Dandy
William Nicholson: An Alphabet: D is for Dandy (1897)
“ … not as anybody's Dandy, Yankee Doodle-Do, or died.”
I am not a Dandy, Doodle-Do, or otherwise. Come the Fourth of July, I do not rush out to buy my weight in fireworks. I'm more apt to hide behind the garage, praying with my eyes closed for an early cessation of whatever hostilities fueled the heavenly outrage. I do not consider the recreation of artillery barrages a fitting representation of our Democracy's intentions. We were never defined by our hostilities but by our peaceful nature. We were never the type to pick the fight, more the type to work hard to end it, though our record could be better on this one. We have been known as haughty but never in the way that monarchs can get. You know how they can get. Those dudes seem as Dandified as all get out. They look and act ridiculous. Not like Democrats or even Republicans, with exceptions notable because of their extreme departure from our usual No Dandies traditions.

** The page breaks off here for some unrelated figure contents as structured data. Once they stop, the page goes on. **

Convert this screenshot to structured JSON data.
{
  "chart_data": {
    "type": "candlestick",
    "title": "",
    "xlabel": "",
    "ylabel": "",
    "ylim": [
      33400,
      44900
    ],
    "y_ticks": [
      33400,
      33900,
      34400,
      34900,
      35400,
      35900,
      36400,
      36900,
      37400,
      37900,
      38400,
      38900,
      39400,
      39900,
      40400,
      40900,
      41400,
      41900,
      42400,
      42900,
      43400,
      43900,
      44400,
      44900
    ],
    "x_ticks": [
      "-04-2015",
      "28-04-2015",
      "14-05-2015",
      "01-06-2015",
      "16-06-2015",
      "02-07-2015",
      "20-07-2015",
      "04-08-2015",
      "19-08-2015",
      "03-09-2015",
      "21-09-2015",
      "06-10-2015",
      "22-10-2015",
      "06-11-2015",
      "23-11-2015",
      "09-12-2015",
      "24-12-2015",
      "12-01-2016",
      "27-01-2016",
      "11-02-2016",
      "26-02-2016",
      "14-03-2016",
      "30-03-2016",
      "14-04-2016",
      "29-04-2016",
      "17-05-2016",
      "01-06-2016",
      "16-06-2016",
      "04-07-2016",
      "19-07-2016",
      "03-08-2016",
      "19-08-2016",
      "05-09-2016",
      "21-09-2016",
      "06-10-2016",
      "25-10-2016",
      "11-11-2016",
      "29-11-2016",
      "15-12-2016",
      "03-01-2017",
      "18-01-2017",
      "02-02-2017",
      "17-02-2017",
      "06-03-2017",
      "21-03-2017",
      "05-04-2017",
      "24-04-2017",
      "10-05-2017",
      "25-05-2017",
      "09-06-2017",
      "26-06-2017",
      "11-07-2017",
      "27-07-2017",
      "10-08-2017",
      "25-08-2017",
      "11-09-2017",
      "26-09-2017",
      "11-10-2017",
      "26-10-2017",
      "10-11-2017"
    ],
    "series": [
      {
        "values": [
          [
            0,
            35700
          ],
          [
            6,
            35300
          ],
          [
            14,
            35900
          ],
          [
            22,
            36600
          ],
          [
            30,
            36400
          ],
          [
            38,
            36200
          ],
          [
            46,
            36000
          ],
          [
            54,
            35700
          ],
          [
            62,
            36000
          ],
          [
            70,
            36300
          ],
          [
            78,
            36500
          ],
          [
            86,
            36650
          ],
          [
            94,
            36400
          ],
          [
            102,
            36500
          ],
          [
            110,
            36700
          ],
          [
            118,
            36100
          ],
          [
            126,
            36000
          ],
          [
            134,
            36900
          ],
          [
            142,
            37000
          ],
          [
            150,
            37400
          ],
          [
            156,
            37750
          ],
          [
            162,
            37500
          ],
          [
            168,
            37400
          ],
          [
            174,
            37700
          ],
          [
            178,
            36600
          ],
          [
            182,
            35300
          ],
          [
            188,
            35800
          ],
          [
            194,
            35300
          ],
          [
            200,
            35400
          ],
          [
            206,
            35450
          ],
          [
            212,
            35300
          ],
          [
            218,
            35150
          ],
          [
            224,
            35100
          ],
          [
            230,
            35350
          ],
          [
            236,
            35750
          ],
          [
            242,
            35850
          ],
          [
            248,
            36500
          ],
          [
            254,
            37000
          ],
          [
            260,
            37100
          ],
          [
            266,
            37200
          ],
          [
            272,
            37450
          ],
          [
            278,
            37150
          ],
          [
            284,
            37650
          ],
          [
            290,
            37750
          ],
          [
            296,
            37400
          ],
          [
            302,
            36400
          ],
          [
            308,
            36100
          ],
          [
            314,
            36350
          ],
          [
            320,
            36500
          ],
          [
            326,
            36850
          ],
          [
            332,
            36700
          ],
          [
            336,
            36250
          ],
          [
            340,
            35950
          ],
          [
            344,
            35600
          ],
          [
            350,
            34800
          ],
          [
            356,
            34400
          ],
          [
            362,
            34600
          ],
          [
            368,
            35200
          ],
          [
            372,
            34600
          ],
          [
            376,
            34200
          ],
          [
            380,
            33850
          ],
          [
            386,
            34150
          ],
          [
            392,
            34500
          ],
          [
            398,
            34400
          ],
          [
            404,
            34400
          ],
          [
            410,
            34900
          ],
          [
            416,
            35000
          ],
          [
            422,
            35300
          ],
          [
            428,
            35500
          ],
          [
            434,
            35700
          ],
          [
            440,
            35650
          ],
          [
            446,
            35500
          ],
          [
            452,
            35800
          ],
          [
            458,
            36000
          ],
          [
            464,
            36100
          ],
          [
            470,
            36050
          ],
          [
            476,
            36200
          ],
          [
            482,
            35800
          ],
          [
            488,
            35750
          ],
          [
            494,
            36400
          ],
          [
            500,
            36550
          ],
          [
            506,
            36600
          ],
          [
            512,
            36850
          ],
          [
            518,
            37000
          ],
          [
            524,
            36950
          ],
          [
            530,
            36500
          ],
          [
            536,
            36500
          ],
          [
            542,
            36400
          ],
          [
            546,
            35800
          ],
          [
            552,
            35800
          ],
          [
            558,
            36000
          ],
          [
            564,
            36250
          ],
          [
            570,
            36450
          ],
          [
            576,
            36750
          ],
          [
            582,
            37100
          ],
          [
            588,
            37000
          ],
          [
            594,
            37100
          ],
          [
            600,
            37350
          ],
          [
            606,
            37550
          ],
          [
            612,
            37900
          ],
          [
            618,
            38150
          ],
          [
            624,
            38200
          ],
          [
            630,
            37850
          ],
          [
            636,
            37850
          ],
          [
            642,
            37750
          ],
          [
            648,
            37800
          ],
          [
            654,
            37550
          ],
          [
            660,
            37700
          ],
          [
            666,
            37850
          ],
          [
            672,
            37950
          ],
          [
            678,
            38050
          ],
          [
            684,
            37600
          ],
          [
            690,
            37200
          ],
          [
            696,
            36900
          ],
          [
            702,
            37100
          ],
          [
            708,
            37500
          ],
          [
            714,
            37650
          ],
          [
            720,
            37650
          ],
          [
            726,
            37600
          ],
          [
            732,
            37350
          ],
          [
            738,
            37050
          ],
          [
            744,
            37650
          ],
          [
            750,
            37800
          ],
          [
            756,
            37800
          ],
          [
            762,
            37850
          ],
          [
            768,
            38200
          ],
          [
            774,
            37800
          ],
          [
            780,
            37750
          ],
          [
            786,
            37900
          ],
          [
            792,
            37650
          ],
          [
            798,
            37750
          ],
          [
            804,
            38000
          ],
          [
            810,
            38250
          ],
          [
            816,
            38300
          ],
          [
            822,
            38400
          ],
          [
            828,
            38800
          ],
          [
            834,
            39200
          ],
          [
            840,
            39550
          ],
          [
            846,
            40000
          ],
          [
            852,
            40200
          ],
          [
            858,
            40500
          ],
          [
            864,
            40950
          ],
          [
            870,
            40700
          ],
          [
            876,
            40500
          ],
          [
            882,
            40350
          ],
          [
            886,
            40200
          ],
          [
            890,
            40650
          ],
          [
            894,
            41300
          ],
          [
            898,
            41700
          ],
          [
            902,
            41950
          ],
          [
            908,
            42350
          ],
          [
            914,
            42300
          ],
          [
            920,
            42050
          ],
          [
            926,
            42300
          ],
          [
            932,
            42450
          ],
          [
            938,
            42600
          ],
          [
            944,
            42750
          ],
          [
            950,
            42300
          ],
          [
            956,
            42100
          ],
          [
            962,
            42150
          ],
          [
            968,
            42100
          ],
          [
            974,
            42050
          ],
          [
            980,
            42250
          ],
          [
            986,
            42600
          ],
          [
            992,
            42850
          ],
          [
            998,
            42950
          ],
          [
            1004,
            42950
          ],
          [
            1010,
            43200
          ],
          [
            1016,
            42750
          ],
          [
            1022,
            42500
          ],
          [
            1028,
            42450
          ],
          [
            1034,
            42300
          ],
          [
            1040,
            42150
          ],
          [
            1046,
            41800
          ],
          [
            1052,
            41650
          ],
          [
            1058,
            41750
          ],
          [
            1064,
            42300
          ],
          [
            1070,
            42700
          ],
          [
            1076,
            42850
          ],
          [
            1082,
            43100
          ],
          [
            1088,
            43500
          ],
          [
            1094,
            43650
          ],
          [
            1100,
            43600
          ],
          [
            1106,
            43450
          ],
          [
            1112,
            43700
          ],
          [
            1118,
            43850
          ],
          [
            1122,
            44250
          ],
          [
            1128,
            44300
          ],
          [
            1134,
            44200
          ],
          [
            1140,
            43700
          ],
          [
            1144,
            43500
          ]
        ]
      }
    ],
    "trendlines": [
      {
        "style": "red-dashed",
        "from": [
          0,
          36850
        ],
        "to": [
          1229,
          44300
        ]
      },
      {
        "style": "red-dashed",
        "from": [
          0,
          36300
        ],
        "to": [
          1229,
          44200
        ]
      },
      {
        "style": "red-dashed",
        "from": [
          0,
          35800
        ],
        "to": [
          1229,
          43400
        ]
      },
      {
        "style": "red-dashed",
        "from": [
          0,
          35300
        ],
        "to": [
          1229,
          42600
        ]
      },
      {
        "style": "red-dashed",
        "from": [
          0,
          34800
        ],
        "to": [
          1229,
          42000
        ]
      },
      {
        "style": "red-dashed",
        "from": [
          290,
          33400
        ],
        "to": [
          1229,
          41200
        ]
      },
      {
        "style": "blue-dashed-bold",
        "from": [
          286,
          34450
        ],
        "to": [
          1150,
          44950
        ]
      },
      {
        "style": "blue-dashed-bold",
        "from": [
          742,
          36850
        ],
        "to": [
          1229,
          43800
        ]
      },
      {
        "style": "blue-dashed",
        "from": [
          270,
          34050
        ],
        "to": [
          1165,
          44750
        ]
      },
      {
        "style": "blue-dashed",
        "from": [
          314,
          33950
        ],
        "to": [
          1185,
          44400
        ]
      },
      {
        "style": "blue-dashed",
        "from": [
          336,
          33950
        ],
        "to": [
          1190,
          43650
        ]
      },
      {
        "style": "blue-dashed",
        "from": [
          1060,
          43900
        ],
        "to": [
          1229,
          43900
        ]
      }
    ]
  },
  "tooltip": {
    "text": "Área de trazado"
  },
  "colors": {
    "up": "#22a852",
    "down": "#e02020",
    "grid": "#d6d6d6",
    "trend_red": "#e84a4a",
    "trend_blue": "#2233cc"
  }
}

We prefer the plain-spoken sort of politicians who can tell their story straight. We've had a few buffoons in office, and they've tended to put so many off politics that their party suffers serious setbacks and sometimes even exiles. We've had the Warren G. Hardings or been had by them, both Democrat and Republican, and one or two who said they preferred to enjoy the rights and privileges of kings rather than those more modest ones enjoyed by Presidents. They became Humpty Dumpties before they were finished, suffering some great fall from which not even partisan horses and good party men could ever put them back together again. Trump's just the latest Dumpty teetering atop his ill-conceived wall. All that ex-president's fireworks and all of his minion's scams will never be capable of putting him back together in office again, either. A good enough reason to celebrate our founding this season, not as Dandies might party, but as families.

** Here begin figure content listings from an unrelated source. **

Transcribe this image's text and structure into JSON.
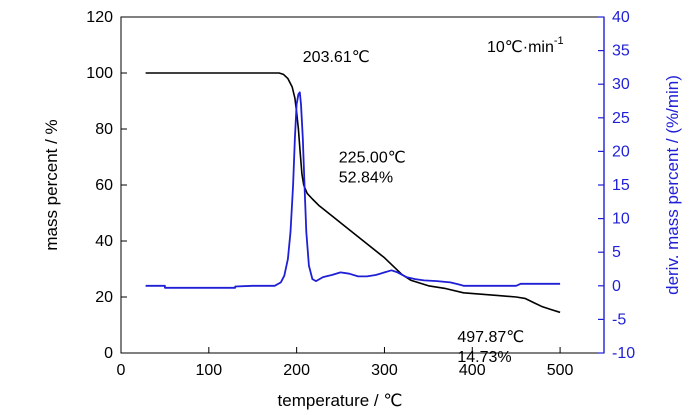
{
  "chart_data": {
    "type": "line",
    "xlabel": "temperature / ℃",
    "ylabel_left": "mass percent / %",
    "ylabel_right": "deriv. mass percent / (%/min)",
    "xlim": [
      0,
      550
    ],
    "ylim_left": [
      0,
      120
    ],
    "ylim_right": [
      -10,
      40
    ],
    "x_ticks": [
      0,
      100,
      200,
      300,
      400,
      500
    ],
    "y_ticks_left": [
      0,
      20,
      40,
      60,
      80,
      100,
      120
    ],
    "y_ticks_right": [
      -10,
      -5,
      0,
      5,
      10,
      15,
      20,
      25,
      30,
      35,
      40
    ],
    "grid": false,
    "colors": {
      "mass": "#000000",
      "deriv": "#1f1fd6"
    },
    "heating_rate": {
      "base": "10℃·min",
      "sup": "-1"
    },
    "series": [
      {
        "axis": "left",
        "color": "#000000",
        "points": [
          [
            28,
            100
          ],
          [
            60,
            100
          ],
          [
            100,
            100
          ],
          [
            140,
            100
          ],
          [
            180,
            100
          ],
          [
            185,
            99.5
          ],
          [
            190,
            98
          ],
          [
            195,
            95
          ],
          [
            198,
            91
          ],
          [
            200,
            86
          ],
          [
            202,
            80
          ],
          [
            204,
            72
          ],
          [
            206,
            64
          ],
          [
            208,
            60
          ],
          [
            212,
            57
          ],
          [
            218,
            55
          ],
          [
            225,
            52.8
          ],
          [
            240,
            49
          ],
          [
            260,
            44
          ],
          [
            280,
            39
          ],
          [
            300,
            34
          ],
          [
            320,
            28
          ],
          [
            330,
            26
          ],
          [
            340,
            25
          ],
          [
            350,
            24
          ],
          [
            370,
            23
          ],
          [
            390,
            21.5
          ],
          [
            410,
            21
          ],
          [
            430,
            20.5
          ],
          [
            450,
            20
          ],
          [
            460,
            19.5
          ],
          [
            470,
            18
          ],
          [
            480,
            16.5
          ],
          [
            490,
            15.5
          ],
          [
            498,
            14.7
          ],
          [
            500,
            14.5
          ]
        ]
      },
      {
        "axis": "right",
        "color": "#1f1fd6",
        "points": [
          [
            28,
            0
          ],
          [
            50,
            0
          ],
          [
            50,
            -0.3
          ],
          [
            130,
            -0.3
          ],
          [
            130,
            -0.1
          ],
          [
            150,
            0
          ],
          [
            175,
            0
          ],
          [
            182,
            0.5
          ],
          [
            186,
            1.5
          ],
          [
            190,
            4
          ],
          [
            193,
            8
          ],
          [
            196,
            15
          ],
          [
            198,
            22
          ],
          [
            200,
            27
          ],
          [
            202,
            28.5
          ],
          [
            203.6,
            28.8
          ],
          [
            205,
            27
          ],
          [
            207,
            22
          ],
          [
            209,
            15
          ],
          [
            211,
            8
          ],
          [
            214,
            3
          ],
          [
            218,
            1
          ],
          [
            222,
            0.7
          ],
          [
            230,
            1.3
          ],
          [
            240,
            1.6
          ],
          [
            250,
            2
          ],
          [
            260,
            1.8
          ],
          [
            270,
            1.4
          ],
          [
            280,
            1.4
          ],
          [
            290,
            1.6
          ],
          [
            300,
            2
          ],
          [
            308,
            2.3
          ],
          [
            315,
            2
          ],
          [
            325,
            1.3
          ],
          [
            335,
            1
          ],
          [
            345,
            0.8
          ],
          [
            360,
            0.7
          ],
          [
            375,
            0.5
          ],
          [
            385,
            0.2
          ],
          [
            390,
            0
          ],
          [
            400,
            0
          ],
          [
            420,
            0
          ],
          [
            440,
            0
          ],
          [
            450,
            0
          ],
          [
            455,
            0.3
          ],
          [
            470,
            0.3
          ],
          [
            500,
            0.3
          ]
        ]
      }
    ],
    "annotations": [
      {
        "lines": [
          "203.61℃"
        ],
        "x": 207,
        "y": 104
      },
      {
        "lines": [
          "225.00℃",
          "52.84%"
        ],
        "x": 248,
        "y": 68
      },
      {
        "lines": [
          "497.87℃",
          "14.73%"
        ],
        "x": 383,
        "y": 4
      }
    ]
  }
}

My flag suffered from Inversion Therapy during the prior administration. It spent much of that period flying upside down in the international cry for urgent assistance. Our democracy seemed under constant threat then, mostly from enemies of the domestic variety, several genuine Dandies. I do not know if they aspired to be seen as the Yankee Doodle-Do variety or some more nefarious kind; I know that they wore suits unless they were playing golf and seemed to play more golf than they ever engaged in any of The People's business. Now that golf belongs to the Saudis, golfing Dandies might have joined the malign forces of foreign rather than domestic enemies. They're still Dandies, every exclusive club membership holder among them.

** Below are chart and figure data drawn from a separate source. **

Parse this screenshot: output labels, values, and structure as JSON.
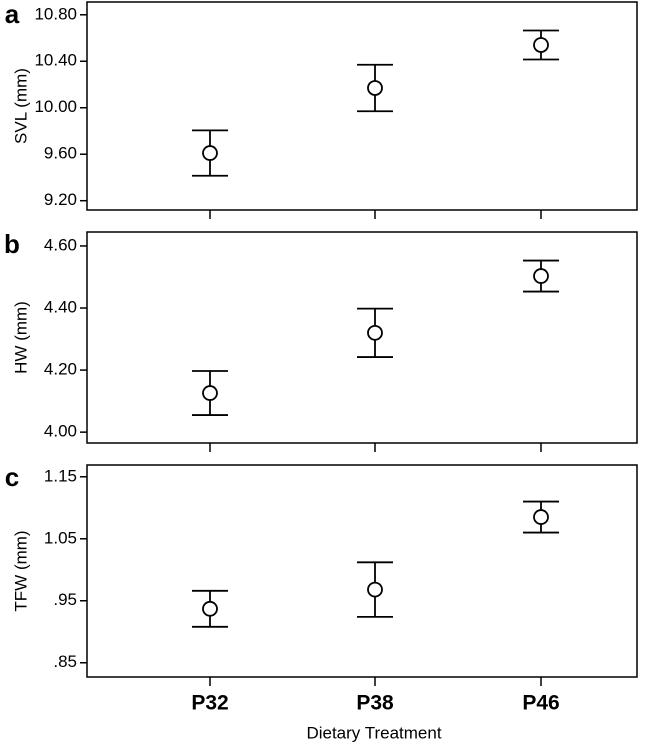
{
  "chart_data": [
    {
      "type": "errorbar",
      "panel": "a",
      "ylabel": "SVL (mm)",
      "values": [
        9.61,
        10.17,
        10.54
      ],
      "errors": [
        0.195,
        0.2,
        0.125
      ],
      "color": "#000000",
      "ylim": [
        9.12,
        10.91
      ],
      "yticks": [
        {
          "value": 9.2,
          "label": "9.20"
        },
        {
          "value": 9.6,
          "label": "9.60"
        },
        {
          "value": 10.0,
          "label": "10.00"
        },
        {
          "value": 10.4,
          "label": "10.40"
        },
        {
          "value": 10.8,
          "label": "10.80"
        }
      ]
    },
    {
      "type": "errorbar",
      "panel": "b",
      "ylabel": "HW (mm)",
      "values": [
        4.126,
        4.32,
        4.503
      ],
      "errors": [
        0.071,
        0.078,
        0.05
      ],
      "color": "#000000",
      "ylim": [
        3.965,
        4.645
      ],
      "yticks": [
        {
          "value": 4.0,
          "label": "4.00"
        },
        {
          "value": 4.2,
          "label": "4.20"
        },
        {
          "value": 4.4,
          "label": "4.40"
        },
        {
          "value": 4.6,
          "label": "4.60"
        }
      ]
    },
    {
      "type": "errorbar",
      "panel": "c",
      "ylabel": "TFW (mm)",
      "xlabel": "Dietary Treatment",
      "categories": [
        "P32",
        "P38",
        "P46"
      ],
      "values": [
        0.937,
        0.968,
        1.085
      ],
      "errors": [
        0.029,
        0.044,
        0.025
      ],
      "color": "#000000",
      "ylim": [
        0.827,
        1.169
      ],
      "yticks": [
        {
          "value": 0.85,
          "label": ".85"
        },
        {
          "value": 0.95,
          "label": ".95"
        },
        {
          "value": 1.05,
          "label": "1.05"
        },
        {
          "value": 1.15,
          "label": "1.15"
        }
      ]
    }
  ]
}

On the Third of July, The Muse and I used to attend the dress rehearsal for the Capitol 4th celebration on the West Capitol grounds in Washington DC. This was pre-insurgency and was the low-key affair practicing for the Dandified formal one on the fourth. It featured the same performers in the same costumes they'd wear the following evening when potentates and shit would be attending. We'd sit up on the West Capitol steps, uncomfortable as all get out on the marble and concrete, standing for the more rousing renditions of the traditional tunes. The US Marine Corps Band would end the festivities by playing some rousing Sousa, who lived in that neighborhood and used to march around those streets playing the tuba. Tchaikovsky's "1812 Overture" was accompanied by a barrage of light artillery. Those cannon would rattle every window between there and The White House, a fitting ending, I guess, to our Capitol's Fourth celebration.
We'd shuffle back to the Capitol South Metro station and join the crowd heading toward Metro Center, pedestrian, distinctly not Dandy, having not minded the music or the steps or been all that handy with any women, even The Muse. We once wandered out onto the edge of Arlington Cemetary, where multitudes throng on Independence Day to get stuck in an all-American traffic jam and to try to see the largest fireworks display exploding over The Potomac. It was the worst celebration I ever remember attending. People were trampling each other, and the neighborhood was gridlocked. I was grateful we were walking and grateful, too, that we couldn't see the display from there, just hear the boom-booming echoing in the distance. I declared an early cessation of those hostilities, and we shuffled back to our temporary apartment. That was a fitting beginning to The Muse and My Exile. This year we're home, celebrating in the city park, The Muse campaigning for election as a plainspoken representative of The People, not as anybody's Dandy, Yankee Doodle-Do, or died.